A multidisciplinary team discussion was held. Considering the advanced stage of colorectal carcinoma with liver metastases and the patient’s high perioperative risk, surgical resection was deemed unsuitable. A palliative approach with self-expandable metallic stent (SEMS) placement was planned.

For the procedure, a pediatric endoscope was initially used to negotiate the stricture. Subsequently, an adult upper GI endoscope was introduced, and a guidewire was successfully passed across the lesion. Over the guidewire, a SEMS measuring 90 mm×25 mm was deployed from the proximal to the distal extent of the tumor. Deployment was smooth, with the stent well-opposed to the tumor wall and a visible luminal opening achieved. Post-operative abdominal X-ray showed a well deployed SEMS. (Fig 2).

Post-procedure, the patient passed flatus and stools within 24 hr. By postoperative day 3, he tolerated oral feeds, and his abdominal distension had markedly improved. Abodminal X-ray post SEMS placement showed well opposed in the Abdominal X-ray (Fig 3). He was discharged on postoperative day 4 and remains under regular follow-up for palliative care

Conclusion

Malignant large bowel obstruction in advanced colorectal cancer poses a major therapeutic challenge, particularly in elderly or high-risk patients. Emergency surgery in this setting is associated with significant morbidity, prolonged recovery, and impaired quality of life.³

Endoscopic SEMS placement provides an effective, minimally invasive option that rapidly relieves obstruction, avoids stoma creation, and allows early resumption of oral intake. ⁴,⁶ In palliative cases, SEMS not only reduces hospitalization but also improves patient comfort and dignity in the advanced stages of disease.⁷,

This case highlights the value of SEMS as a primary palliative intervention in advanced, obstructing colorectal malignancy. With appropriate patient selection and multidisciplinary input, SEMS placement achieves high technical and clinical success rates, offering symptom relief and improved quality of life. Given its safety and efficacy, SEMS should be considered the preferred first-line approach in patients with malignant colonic obstruction who are unsuitable for surgery.

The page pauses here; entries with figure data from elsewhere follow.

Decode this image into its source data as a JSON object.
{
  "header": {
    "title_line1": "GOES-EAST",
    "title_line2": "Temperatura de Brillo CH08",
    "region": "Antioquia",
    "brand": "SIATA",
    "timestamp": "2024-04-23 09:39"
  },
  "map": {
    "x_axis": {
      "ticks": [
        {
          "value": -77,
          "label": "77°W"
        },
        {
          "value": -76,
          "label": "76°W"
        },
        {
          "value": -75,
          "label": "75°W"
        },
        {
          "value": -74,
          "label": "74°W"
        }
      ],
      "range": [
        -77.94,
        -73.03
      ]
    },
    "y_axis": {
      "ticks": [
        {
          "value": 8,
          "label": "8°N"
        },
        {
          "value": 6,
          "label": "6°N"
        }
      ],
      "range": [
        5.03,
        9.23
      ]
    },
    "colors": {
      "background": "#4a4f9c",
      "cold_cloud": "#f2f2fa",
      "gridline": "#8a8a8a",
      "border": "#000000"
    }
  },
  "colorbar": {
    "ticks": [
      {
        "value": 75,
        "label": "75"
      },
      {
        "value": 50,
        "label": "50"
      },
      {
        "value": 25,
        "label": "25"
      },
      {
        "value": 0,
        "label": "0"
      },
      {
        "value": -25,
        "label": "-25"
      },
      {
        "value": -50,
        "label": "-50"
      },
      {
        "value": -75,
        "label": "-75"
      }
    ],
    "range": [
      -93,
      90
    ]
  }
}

Self-expandable metallic stent (SEMS) placement has evolved as a valuable therapeutic option, offering both rapid decompression and restoration of bowel function without the physiological stress of surgery. In the palliative setting, SEMS avoids the need for stoma creation, minimizes hospitalization, and allows for early return to oral intake, which can significantly enhance patient comfort in the advanced stages of illness.

This case demonstrates that, with careful patient selection and a multidisciplinary approach, palliative SEMS placement can achieve excellent technical and clinical outcomes even in the presence of complete malignant obstruction. In our patient, endoscopic stenting provided immediate symptom relief, restored intestinal continuity, and allowed early discharge despite the presence of liver metastases and high surgical risk.

Given its safety profile, high success rates, and patient-centred benefits, palliative endoscopic SEMS placement should be considered the preferred first-line intervention for malignant large bowel obstruction in advanced, inoperable colorectal malignancy.